In the TOP PORTION UNDER the CADDY:
- Pair of Silicone Oven Mitts. Durable and can handle high temps, easy to clean.
- Pack of Cutting knives with sheaths. I used this kind at girls camp and loved them, so I got some when I got home. Since I’m not using a knife block – the sheaths are important when storing.
- Six Rubber Spatulas. Two are cheap ones, but four of them are the silicone ones with steel rod inside. Those are my favorite to use. Very durable.
- Five Bamboo wood utensil set. I’ve broken many a cheap wooden spoon, so I looked around and found a set that I felt would last longer. Bamboo is very durable.
- Three tongs – one extra-long. These can also be used to move coals around in the fire and on your Dutch oven.
- Manual Mixer
- Two bigger spoons for food prep or serving
- Two Peelers. One is double sided with different sized. One is standard.
- Four locking tongs – two bigger and two smaller. From a pack at Costco
- Pizza cutter
- Two regular spatulas
- Large slotted spoon
In the Middle Portion:
- Six wash rags and four kitchen towels. I pre-washed these and then rolled them up with rubber bands on so they fit nicely.
- Spices in glass jars with screw on lids and shaker holes underneath. Spices include: granulated garlic, chopped onion, ginger, cinnamon, taco seasoning, Italian seasoning, Cajun seasoning, chili powder, rosemary, and dill weed. I found it much cheaper to get these spices in the bulk section of WinCo. I got the glass jars at Bed, Bath and Beyond – they were 99 cents each.
- Salt and Pepper in containers that close securely that I found at Bed, Bath and Beyond.
- Bag of homemade firestarters (wax dipped cotton)
- Two red aprons with pockets. I folded them up and they fit in the pocket just perfectly.
- Matches and fuel tablets
- Liquid dish soap in a zip lock baggie, sponge in a baggie and steel & copper pads in a baggie.
- Toothpicks and Dental Floss.

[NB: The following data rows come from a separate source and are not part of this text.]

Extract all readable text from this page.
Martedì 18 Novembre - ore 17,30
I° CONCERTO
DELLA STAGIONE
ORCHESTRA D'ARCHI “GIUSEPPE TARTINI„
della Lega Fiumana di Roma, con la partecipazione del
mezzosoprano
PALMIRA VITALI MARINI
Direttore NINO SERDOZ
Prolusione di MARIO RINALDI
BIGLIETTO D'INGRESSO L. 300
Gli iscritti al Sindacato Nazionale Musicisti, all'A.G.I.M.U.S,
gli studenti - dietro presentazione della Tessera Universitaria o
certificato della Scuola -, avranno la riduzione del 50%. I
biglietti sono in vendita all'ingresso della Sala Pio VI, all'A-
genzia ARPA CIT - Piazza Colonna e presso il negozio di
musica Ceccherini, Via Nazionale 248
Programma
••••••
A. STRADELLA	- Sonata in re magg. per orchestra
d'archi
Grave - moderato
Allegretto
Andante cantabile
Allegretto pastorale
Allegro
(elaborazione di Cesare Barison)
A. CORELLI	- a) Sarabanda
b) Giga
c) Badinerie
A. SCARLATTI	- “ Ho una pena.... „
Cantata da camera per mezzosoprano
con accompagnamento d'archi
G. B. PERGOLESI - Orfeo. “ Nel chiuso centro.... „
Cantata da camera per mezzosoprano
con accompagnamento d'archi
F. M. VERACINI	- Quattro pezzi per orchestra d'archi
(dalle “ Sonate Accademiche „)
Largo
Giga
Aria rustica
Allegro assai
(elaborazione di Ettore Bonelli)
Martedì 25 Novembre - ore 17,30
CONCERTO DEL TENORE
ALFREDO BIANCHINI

Floss can be used in many food making endeavors
In the Bottom Portion:
- Classic Bamboo Cutting board with removable cutting mats that store inside. Costco used to carry this but when I went to buy it, they were gone. So I found one on Amazon. I really like the different cutting mats that can be used for different food and help protect from cross contamination.

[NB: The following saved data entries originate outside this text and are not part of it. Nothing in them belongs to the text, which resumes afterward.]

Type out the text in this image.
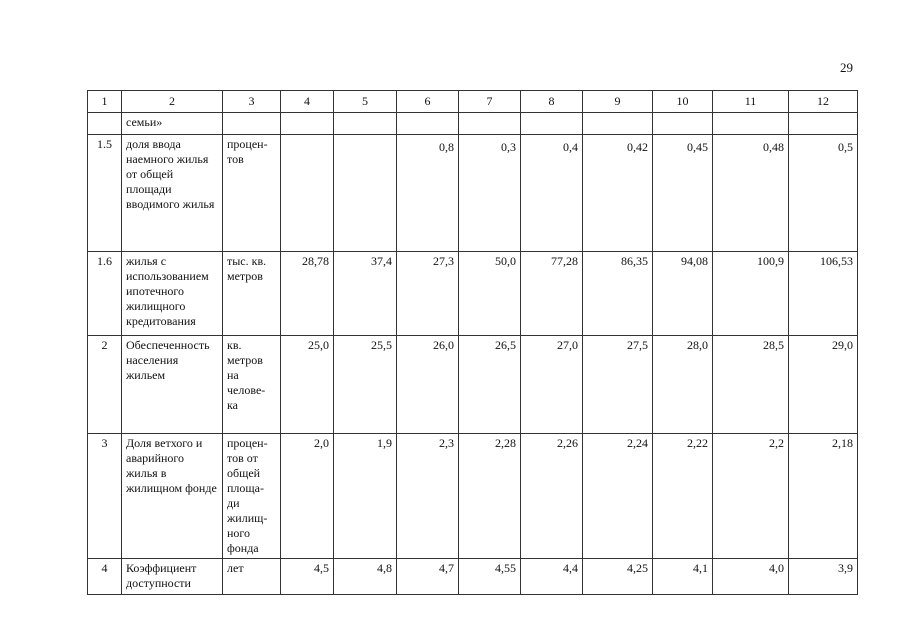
29
1	2	3	4	5	6	7	8	9	10	11	12
	семьи»										
1.5	доля ввода наемного жилья от общей площади вводимого жилья	процен-тов			0,8	0,3	0,4	0,42	0,45	0,48	0,5

1.6	жилья с использованием ипотечного жилищного кредитования	тыс. кв. метров	28,78	37,4	27,3	50,0	77,28	86,35	94,08	100,9	106,53
2	Обеспеченность населения жильем	кв. метров на челове-ка	25,0	25,5	26,0	26,5	27,0	27,5	28,0	28,5	29,0
3	Доля ветхого и аварийного жилья в жилищном фонде	процен-тов от общей площа-ди жилищ-ного фонда	2,0	1,9	2,3	2,28	2,26	2,24	2,22	2,2	2,18
4	Коэффициент доступности	лет	4,5	4,8	4,7	4,55	4,4	4,25	4,1	4,0	3,9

- Five Stainless Steel mixing bowls with plastic lids. Three of these are matching that I got at Walmart. Three smaller ones I found at WinCo.
- Colander that can flatten
- Stretch-Light plastic food wrap (from Costco)
- Parchment Paper (from Costco)
- Reynolds Wrap Tin Foil (from Costco)
- Silicone Mat. This can be used on a cookie sheet to keep things from sticking; it can be used on a table to set hot dishes on. Lots of great uses. I keep it rolled up with rubber bands on it while it’s stored.
- Disinfectant Wipes
- Tundra Fire Extinguisher Spray. If something catches fire, I want a quick way to put it out.
- Vegetable oil spray and a bottle of Olive Oil. I also have an empty plastic squirt bottle to put olive oil in when I do use it for quick use. I didn’t want to put it in until I actually open the olive oil.
- Box of Dutch oven liners. You can find these on Amazon or at stores like Walmart in the camping section. I can also use parchment paper when those run out. I found those super helpful to use when I was camping!
- Hand held grater. I got one with different sizes to use.
I had to practice how to open the tool box, but once I knew how to open and close it; it was simple enough. You push the locking bar on each side to the unlock position, and then pull up the metal clip in front and slide it out. To close, you pull up the metal clip and slide it closed and then push the locking bar into locked position.
I also put labels inside so that anyone in my family using this will know where things go. I love to label things! But not people, labeling people is not good. (Besides, labels end up falling off people and making a mess)… lol
There you have it. A Camping and Emergency Kitchen Chuck Box. Keep it with your camping gear and/or your 72 hour kits.
You know, I almost wanted to get TWO of these rolling boxes and include things like eating utensils, plates, cups, etc. and more items for cooking; but then I figured that I will have those in bins and all this is the main stuff that I need to be mobile.